Aku kehilangan respon alami badan
manusiaku. Apakah aku harus menangis, apakah aku harus marah, apakah aku harus
berteriak atau apa?
Diam dan kosong.
Hanya diam dan kosong pada
akhirnya. Ataukah memang begitu adanya respon alaminya? Kosong, senyap dan
hening. Aliran udara di sekelilingku seperti terhenti namun aku menggigil
kedinginan. Aku seperti berada dalam ruang kedap udara dan suara.
Apakah aku sudah mati? Aku
bertanya sekali lagi.
Dalam ketidakberdayaanku, aliran
itu mengalir pelan. Aku merasakan kehangatan hadir perlahan seperti cahaya
peraduan yang lembut di tengah malam. Mencairkan kebekuan yang menyelimuti atma
terdalam.
“Kau sudah datang?” suara itu
bergema dalam keheningan. Aku mengenalnya, aku mengenal suara itu. Suara
menenangkan dan penuh cinta yang lama tak kudengar.
Seperti pintu yang akhirnya
terbuka, kerinduan yang lama tertahan itu akhirnya meluber tumpah seperti air
bah.

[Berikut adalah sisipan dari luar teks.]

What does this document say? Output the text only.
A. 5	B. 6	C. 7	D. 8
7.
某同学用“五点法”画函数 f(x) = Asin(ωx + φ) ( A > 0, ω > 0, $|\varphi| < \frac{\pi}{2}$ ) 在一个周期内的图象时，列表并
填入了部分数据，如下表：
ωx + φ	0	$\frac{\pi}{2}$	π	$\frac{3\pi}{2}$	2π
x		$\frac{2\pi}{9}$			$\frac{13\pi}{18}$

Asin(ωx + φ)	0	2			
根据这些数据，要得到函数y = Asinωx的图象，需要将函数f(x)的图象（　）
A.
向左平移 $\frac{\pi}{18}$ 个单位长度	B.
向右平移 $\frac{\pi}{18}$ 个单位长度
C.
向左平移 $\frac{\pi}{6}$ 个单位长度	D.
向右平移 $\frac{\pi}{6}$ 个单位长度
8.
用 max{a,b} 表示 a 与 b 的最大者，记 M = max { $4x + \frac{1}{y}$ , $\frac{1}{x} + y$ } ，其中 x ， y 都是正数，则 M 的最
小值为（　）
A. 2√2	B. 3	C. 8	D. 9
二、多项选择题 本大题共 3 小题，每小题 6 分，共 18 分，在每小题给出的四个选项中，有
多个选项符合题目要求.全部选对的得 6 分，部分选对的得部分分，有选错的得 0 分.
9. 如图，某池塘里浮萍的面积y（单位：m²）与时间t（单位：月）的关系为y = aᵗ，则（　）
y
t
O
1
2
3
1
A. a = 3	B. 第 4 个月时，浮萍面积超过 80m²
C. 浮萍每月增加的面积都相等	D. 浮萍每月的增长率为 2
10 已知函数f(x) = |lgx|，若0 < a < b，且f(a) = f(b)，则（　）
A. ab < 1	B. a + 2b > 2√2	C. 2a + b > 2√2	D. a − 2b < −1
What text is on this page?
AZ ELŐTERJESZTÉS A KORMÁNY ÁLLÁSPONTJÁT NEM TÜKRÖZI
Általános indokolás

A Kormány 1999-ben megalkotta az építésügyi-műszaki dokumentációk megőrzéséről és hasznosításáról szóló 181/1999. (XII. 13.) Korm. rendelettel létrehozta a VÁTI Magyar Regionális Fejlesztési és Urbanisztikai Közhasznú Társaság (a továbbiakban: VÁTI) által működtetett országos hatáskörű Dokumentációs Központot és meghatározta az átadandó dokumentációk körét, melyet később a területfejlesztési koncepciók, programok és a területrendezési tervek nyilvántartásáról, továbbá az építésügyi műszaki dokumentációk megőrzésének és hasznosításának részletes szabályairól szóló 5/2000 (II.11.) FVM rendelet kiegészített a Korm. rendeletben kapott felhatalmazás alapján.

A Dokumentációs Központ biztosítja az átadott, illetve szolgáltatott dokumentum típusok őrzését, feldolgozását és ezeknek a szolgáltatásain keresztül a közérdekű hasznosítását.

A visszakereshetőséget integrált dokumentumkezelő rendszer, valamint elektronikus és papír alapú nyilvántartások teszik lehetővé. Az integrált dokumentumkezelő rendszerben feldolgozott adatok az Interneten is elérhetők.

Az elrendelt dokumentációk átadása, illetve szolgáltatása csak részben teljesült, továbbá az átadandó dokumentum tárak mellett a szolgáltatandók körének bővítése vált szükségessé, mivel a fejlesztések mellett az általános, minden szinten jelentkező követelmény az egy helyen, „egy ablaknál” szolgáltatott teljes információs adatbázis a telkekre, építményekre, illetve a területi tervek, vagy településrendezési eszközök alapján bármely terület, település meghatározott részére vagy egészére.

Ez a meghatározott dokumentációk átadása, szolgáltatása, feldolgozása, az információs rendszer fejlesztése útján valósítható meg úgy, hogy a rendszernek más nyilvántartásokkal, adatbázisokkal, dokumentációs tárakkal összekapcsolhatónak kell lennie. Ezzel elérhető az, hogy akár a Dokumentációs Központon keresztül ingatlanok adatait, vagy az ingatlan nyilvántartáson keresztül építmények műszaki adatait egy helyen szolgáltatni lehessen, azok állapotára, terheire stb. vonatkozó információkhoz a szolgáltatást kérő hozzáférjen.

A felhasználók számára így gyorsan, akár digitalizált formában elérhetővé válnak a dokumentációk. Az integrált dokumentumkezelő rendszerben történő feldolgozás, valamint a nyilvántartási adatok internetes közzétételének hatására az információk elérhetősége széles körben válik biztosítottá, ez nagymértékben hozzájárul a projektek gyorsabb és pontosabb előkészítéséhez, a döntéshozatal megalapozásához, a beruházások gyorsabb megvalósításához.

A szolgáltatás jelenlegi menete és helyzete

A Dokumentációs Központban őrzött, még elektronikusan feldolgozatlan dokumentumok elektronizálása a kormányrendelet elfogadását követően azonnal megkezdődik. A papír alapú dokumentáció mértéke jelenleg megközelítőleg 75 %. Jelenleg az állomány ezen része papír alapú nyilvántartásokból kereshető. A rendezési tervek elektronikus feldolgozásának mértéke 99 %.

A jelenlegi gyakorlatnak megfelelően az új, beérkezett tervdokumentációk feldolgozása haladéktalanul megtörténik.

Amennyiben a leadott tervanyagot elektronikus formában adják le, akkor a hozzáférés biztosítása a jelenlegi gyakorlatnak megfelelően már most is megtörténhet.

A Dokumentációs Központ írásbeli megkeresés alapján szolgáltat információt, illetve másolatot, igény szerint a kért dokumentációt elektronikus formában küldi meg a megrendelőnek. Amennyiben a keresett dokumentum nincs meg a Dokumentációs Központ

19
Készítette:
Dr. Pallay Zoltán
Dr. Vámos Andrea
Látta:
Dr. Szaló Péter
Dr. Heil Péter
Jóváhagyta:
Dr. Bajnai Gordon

Aku menangis sejadi-jadinya.
“Aku sengaja menenggelamkanmu,”
lanjutnya, “kau sedang dimatikan untuk dihidupkan kembali. Perjalanan ini tidak
akan mudah dan penuh luka tapi tenang kau bisa melewati perjalanannya. Selalu
bisa melaluinya. Sama seperti yang pernah kau lalui sebelumnya. Aku selalu membersamaimu
dalam kesadaran. Menemukan kembali jalan pulang.”
“Rumahmu akan lebih hangat dari
sebelumnya,” tambahnya.
Di titik itu aku menyadari bahwa
yang harus aku lakukan hanya melewatinya, menyelami samudera itu, seperti yang
sudah pernah aku lakukan. Mengikuti aliran sungai namun tidak hanyut. Menepi
pelan-pelan untuk terhubung kembali. Pulang ke rumah dalam nyala.
“Hai, lama tak berjumpa,”
sapaku, “terimakasih sudah menghidupkankan. Dampingi aku dalam kesadaran,
seperti yang sudah-sudah.”
Seperti yang selalu diyakini
bahwa,
“Yang tercipta oleh cinta akan
menjadi cinta, memenuhi rumahnya dengan cinta dan membagikan cinta untuk
sekelilingnya.”
***
Sudah kuputuskan. Dan selalu
dengan jawaban yang sama. Aku memilih mencintai. Bukan membenci. Untuk yang
lalu, saat ini, maupun nanti.
Kukirimkan surat untuk-Nya,
seperti pagi-pagi biasanya.
Kepada
Penciptaku yang penuh cinta,
Terimakasih
sudah mencipta dengan cinta. Menyadari bahwa material pembentukku bukanlah
partikel-partikel kebencian melainkan partikel-partikel cinta, membuatku merasa
bernilai meski tidak semua bisa melihat ataupun menghargainya. Menyadari bahwa
nilai yang penuh adiwarna itu sudah ada sejak awal penciptaanku, membuatku
sekali lagi merasa cukup. Menyadari bahwa qodar-Mu yang tidak pernah tidak
indah, membuatku selalu bisa berjalan dan menemukan kembali rumahku yang
hangat.
Kuminum teh dalam cangkir itu
kembali. Aku akhiri ritual pagiku untuk hari ini. Sampai bertemu di esok hari
dan kita akan berdialog lagi.
Kau yang bersemayam dalam rumahku yang hangat oleh cinta. Atma.